Can the expansion of consumption guarantee 3% GDP growth?
The growth of household consumption, spurred by monetary policy, has been the driving force behind the recovery. However, the previous quarter witnessed a substantial deceleration, and if one takes real retail sales as a bellwether of consumption (which, as reiterated in recent reports, is an excellent one), the indications are not favorable for recovery.
If one looks at the real interest rates (which remain low), real labor income (which continues to grow) and new lending (also rising, albeit fitfully), the conclusion is the opposite. In this report, we show robust empirical evidence that this deceleration is due to an important change in the degree of formalization in the labor market, where the improvement will be slow, limiting growth of consumption.

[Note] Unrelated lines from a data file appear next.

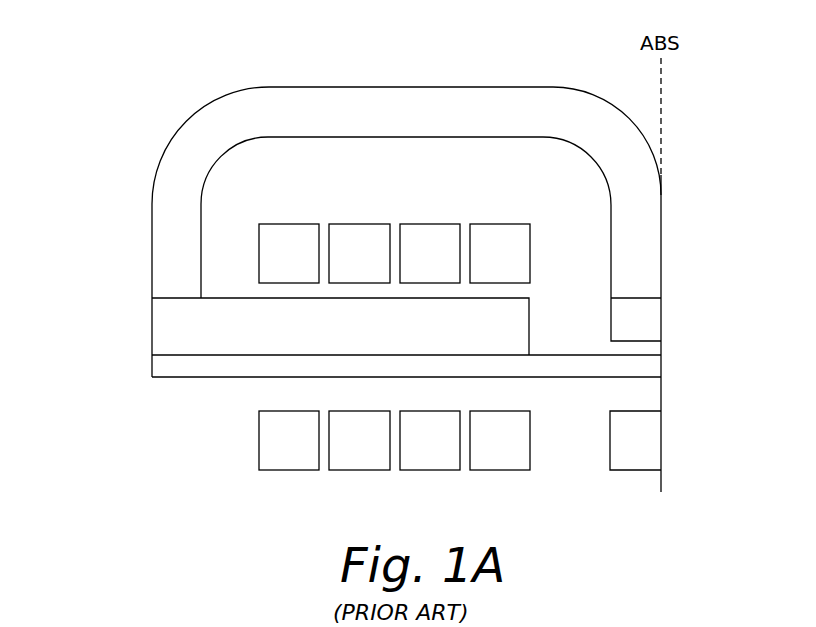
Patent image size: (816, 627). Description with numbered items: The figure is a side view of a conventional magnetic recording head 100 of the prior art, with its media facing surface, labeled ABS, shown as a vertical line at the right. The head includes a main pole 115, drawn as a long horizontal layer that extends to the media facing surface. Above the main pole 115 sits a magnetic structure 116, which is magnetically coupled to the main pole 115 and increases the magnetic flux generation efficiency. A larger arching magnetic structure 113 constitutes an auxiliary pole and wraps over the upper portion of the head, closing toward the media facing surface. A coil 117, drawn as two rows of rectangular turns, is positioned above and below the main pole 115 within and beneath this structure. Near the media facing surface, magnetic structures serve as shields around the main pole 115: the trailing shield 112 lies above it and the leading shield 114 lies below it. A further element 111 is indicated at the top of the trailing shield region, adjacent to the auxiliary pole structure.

The magnetic recording head 100 is at (128, 86).
The trailing shield 111 is at (637, 297).
The trailing shield 112 is at (657, 318).
The magnetic structure constituting an auxiliary pole 113 is at (403, 96).
The leading shield 114 is at (657, 442).
The main pole 115 is at (657, 365).
The magnetic structure 116 is at (157, 324).
The coil 117 is at (289, 222).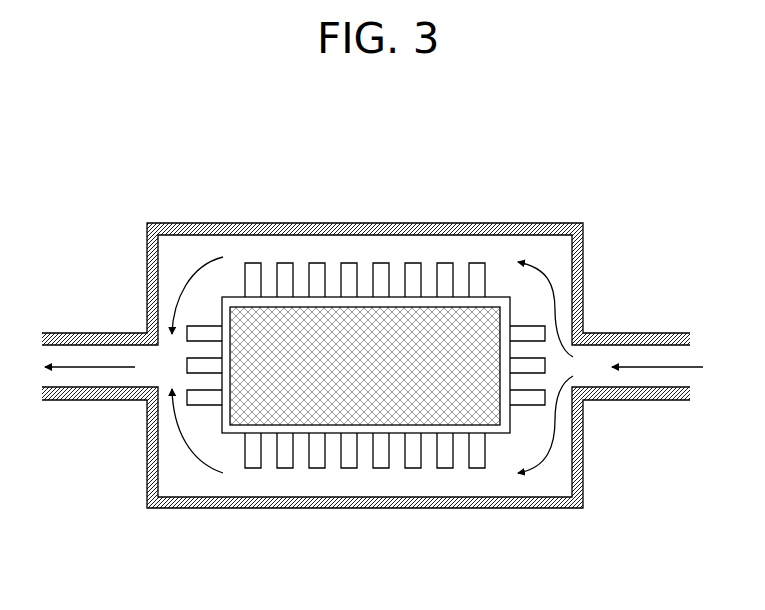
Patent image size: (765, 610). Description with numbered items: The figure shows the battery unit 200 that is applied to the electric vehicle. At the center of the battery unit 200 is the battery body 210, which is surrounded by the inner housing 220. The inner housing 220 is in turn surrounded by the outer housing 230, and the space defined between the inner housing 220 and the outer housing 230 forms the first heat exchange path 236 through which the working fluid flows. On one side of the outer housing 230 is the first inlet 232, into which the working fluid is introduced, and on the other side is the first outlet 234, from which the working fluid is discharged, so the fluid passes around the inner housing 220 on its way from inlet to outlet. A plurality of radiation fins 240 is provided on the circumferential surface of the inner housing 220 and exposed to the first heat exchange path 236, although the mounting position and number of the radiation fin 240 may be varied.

Logic dictates that the propensity to consume of a formal employee, who has more job security and access to credit, should be higher, ceteris paribus, than that of an informal worker. When introducing the degree of formalization in the model to explain real retail sales, not only is the adjustment to the data better than in the previous model (without this variable), it produces out-of-sample projections that do not incur errors in the recent period, during which the employed population has indeed grown, but mainly through higher employment in the informal market, reducing the degree of formalization.

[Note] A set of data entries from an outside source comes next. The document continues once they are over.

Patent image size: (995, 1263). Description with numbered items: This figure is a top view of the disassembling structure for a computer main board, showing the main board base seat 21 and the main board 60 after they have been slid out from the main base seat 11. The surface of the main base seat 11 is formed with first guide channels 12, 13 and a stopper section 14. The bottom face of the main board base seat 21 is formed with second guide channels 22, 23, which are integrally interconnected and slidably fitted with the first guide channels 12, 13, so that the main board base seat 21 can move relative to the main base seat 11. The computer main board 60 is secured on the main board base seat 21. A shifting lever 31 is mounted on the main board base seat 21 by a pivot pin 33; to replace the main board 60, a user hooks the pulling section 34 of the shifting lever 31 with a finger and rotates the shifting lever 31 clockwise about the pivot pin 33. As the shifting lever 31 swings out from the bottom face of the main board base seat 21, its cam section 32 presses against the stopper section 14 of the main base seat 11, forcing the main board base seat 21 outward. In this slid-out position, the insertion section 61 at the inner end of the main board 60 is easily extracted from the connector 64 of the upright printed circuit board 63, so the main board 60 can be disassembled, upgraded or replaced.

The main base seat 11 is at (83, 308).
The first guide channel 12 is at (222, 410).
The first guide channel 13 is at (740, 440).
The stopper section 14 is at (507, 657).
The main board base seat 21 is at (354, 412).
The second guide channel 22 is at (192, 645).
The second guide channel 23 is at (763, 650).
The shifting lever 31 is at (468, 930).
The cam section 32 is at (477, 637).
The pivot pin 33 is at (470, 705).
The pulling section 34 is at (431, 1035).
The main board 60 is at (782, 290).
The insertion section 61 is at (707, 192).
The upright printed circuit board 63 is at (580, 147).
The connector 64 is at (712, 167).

A vicious circle is operating. Without an exogenous force (fiscal policy, or a rise of investments and/or exports), the recovery of growth depends on elevation of household consumption, which in turn requires an increase not only of real income, but also a higher degree of formalization. But to hire more workers with formal contracts, companies have to be certain of stronger demand, which comes from expansion of consumption.
The unavoidable conclusion is that the recovery dynamic portends slow GDP growth, which will probably fall short of our previous projection of 3% in 2018.